Minimal residual disease (MRD) measurement as a tool to compare the efficacy of chemotherapeutic drug regimens using Escherichia Coli‐asparaginase or Erwinia‐asparaginase in childhood acute lymphoblastic leukemia (ALL)

Abstract
Background L‐asparaginase is a crucial drug in childhood acute lymphoblastic leukemia (ALL) induction therapy, but much debate remains regarding the optimal formulation and dosage. As minimal residual disease (MRD) can accurately measure extremely low levels of lymphoblasts, it is a sensitive reflection of leukemia cell kill. We utilized MRD to compare the efficacy of Erwinia‐asparaginase (Erwinia‐asp) and E. coli‐asparaginase (E. coli‐asp) during induction therapy for childhood ALL. Procedure Of 116 precursor‐B ALL patients, 22 were treated with Erwinia‐asp, 90 with E. coli‐asp, and 4 were switched from E. coli‐asp to Erwinia‐asp. MRD levels at the end of induction were analyzed for 90 patients (Erwinia‐asp = 16; E. coli‐asp = 74).

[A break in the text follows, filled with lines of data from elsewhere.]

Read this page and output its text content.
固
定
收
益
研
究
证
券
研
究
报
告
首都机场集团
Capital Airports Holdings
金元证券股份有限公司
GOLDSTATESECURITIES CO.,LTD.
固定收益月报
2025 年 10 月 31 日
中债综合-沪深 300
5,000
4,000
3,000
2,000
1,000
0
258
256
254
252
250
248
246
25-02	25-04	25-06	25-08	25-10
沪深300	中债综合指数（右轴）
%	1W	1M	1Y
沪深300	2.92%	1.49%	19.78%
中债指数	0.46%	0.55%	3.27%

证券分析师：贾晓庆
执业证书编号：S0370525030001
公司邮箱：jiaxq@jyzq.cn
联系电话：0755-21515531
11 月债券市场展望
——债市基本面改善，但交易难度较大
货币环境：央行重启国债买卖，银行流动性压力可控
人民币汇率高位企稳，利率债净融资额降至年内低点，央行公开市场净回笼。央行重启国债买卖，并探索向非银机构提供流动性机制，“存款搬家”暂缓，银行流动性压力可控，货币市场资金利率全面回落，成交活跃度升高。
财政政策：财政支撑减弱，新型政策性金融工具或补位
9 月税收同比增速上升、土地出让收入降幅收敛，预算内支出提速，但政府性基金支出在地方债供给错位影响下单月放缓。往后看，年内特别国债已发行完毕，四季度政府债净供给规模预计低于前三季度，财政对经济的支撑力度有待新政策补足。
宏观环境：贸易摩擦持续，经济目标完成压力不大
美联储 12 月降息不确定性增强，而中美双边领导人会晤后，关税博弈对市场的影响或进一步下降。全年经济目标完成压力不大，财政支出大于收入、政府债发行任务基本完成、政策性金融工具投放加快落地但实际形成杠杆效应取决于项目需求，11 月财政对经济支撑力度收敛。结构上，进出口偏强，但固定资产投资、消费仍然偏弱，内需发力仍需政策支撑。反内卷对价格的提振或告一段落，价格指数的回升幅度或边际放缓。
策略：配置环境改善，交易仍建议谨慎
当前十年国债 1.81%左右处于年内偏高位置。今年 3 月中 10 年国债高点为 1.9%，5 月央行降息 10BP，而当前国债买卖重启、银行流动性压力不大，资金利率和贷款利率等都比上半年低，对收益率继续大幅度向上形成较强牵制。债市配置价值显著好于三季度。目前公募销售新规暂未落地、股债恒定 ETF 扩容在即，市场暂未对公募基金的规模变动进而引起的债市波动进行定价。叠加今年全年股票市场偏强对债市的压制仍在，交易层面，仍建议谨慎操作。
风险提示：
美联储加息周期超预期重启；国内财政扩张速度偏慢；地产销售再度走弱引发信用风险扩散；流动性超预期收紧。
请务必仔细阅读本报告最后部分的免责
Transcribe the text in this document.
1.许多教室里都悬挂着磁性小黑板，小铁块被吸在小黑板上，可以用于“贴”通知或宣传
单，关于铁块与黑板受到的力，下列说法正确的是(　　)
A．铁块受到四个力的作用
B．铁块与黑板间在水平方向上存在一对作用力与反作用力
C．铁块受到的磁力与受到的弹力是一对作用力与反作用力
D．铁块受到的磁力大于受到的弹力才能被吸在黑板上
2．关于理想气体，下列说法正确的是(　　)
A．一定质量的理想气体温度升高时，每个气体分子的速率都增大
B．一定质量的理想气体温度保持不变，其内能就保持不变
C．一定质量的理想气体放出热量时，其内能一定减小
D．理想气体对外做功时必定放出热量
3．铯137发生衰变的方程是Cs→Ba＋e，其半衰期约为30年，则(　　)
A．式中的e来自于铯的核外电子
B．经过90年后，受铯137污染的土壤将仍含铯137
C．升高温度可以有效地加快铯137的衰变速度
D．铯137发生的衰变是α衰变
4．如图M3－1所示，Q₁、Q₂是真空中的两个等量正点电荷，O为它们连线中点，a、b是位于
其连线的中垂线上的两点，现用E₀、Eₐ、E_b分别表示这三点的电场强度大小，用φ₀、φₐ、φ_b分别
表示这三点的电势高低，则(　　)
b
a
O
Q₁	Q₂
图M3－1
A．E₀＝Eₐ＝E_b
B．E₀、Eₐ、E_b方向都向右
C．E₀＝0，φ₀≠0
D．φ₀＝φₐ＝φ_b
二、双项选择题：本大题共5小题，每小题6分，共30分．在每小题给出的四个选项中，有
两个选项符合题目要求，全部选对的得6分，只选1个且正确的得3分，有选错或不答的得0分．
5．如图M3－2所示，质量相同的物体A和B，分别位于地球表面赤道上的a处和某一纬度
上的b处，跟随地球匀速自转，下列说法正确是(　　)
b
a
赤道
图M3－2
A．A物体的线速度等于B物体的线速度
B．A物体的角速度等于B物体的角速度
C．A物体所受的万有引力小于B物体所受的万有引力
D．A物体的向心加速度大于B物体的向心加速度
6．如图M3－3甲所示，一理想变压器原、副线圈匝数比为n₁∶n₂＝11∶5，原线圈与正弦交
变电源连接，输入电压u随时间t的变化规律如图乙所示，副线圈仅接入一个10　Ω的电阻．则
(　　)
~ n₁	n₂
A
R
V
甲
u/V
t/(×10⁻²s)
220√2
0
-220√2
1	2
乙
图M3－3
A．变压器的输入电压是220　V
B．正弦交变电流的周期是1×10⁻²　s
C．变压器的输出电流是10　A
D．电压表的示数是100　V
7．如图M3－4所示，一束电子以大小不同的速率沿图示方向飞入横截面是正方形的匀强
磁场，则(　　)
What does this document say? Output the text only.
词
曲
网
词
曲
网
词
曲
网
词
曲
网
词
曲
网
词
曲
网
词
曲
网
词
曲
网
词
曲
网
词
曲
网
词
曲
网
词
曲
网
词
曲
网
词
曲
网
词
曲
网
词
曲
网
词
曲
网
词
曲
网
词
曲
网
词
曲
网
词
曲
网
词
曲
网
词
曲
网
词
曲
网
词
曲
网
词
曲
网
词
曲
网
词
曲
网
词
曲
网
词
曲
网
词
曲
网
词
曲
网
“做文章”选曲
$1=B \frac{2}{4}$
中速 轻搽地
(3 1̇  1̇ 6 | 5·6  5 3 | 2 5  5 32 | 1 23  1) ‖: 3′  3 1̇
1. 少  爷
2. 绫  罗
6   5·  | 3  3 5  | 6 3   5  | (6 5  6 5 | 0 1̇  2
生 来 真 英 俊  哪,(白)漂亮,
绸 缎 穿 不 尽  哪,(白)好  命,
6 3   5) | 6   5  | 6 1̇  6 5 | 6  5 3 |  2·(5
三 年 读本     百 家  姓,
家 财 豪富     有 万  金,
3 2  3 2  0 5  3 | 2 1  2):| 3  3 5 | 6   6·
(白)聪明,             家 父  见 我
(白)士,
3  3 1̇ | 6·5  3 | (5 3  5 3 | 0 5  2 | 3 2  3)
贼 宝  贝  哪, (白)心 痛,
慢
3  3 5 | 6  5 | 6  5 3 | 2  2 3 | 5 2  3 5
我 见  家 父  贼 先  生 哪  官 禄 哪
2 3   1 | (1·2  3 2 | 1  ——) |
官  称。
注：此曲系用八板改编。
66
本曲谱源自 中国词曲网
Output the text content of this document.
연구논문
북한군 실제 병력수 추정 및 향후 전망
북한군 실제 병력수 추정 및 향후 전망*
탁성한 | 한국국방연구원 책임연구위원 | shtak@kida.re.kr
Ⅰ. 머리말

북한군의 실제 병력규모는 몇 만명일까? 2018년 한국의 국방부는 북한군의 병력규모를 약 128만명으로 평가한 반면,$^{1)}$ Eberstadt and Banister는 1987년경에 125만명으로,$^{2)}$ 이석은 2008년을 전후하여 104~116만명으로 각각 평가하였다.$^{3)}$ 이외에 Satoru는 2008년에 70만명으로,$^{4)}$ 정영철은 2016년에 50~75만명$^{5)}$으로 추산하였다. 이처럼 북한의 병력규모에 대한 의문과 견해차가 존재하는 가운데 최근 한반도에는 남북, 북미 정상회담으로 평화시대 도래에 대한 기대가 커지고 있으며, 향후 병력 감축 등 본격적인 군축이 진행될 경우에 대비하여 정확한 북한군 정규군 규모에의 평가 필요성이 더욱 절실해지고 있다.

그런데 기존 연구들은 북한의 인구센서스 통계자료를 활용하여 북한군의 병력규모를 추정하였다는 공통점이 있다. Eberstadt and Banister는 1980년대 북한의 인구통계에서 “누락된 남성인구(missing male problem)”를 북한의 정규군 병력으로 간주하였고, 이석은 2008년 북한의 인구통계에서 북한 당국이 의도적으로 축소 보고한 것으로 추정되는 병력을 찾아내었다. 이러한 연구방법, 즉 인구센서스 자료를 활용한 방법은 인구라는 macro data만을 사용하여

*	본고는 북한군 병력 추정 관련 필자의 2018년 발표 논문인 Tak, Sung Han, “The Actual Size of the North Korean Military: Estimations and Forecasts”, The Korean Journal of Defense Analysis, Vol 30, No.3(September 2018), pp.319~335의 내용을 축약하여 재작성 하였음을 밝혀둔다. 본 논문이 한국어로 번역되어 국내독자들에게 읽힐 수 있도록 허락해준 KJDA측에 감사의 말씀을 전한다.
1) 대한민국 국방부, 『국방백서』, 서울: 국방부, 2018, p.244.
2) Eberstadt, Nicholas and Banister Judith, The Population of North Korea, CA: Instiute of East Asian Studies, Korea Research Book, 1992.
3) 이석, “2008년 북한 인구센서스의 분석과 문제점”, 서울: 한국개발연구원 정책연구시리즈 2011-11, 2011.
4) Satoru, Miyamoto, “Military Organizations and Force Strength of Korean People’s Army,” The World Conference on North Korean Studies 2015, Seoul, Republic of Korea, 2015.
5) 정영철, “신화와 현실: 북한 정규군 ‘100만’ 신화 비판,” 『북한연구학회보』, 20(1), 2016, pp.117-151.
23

Patients were stratified into MRD ≥10−2, between 10−2–10−4 and ≤10−4. Toxicity information during induction was available for 110 patients. Results MRD was the only significant prognosticator compared to conventional criteria. Patients treated with Erwinia‐asp were 6.7 times more likely to have MRD levels ≥10−2 (P = 0.031), reflecting slower lymphoblast clearance. While non‐asparaginase related toxicities were similar in both groups, more E. coli‐asp patients experienced severe asparaginase‐related toxicity. Conclusion E. coli‐asp is superior to Erwinia‐asp in childhood ALL induction. Although E. coli‐asp is more toxic, this is balanced by better response to therapy. Early response to treatment as measured by MRD is a direct reflection of leukemic cell kill and is a significant prognosticator of eventual outcome, making it a good surrogate marker to evaluate the efficacy of induction drugs in childhood ALL. Pediatr Blood Cancer 2006;47:299–304.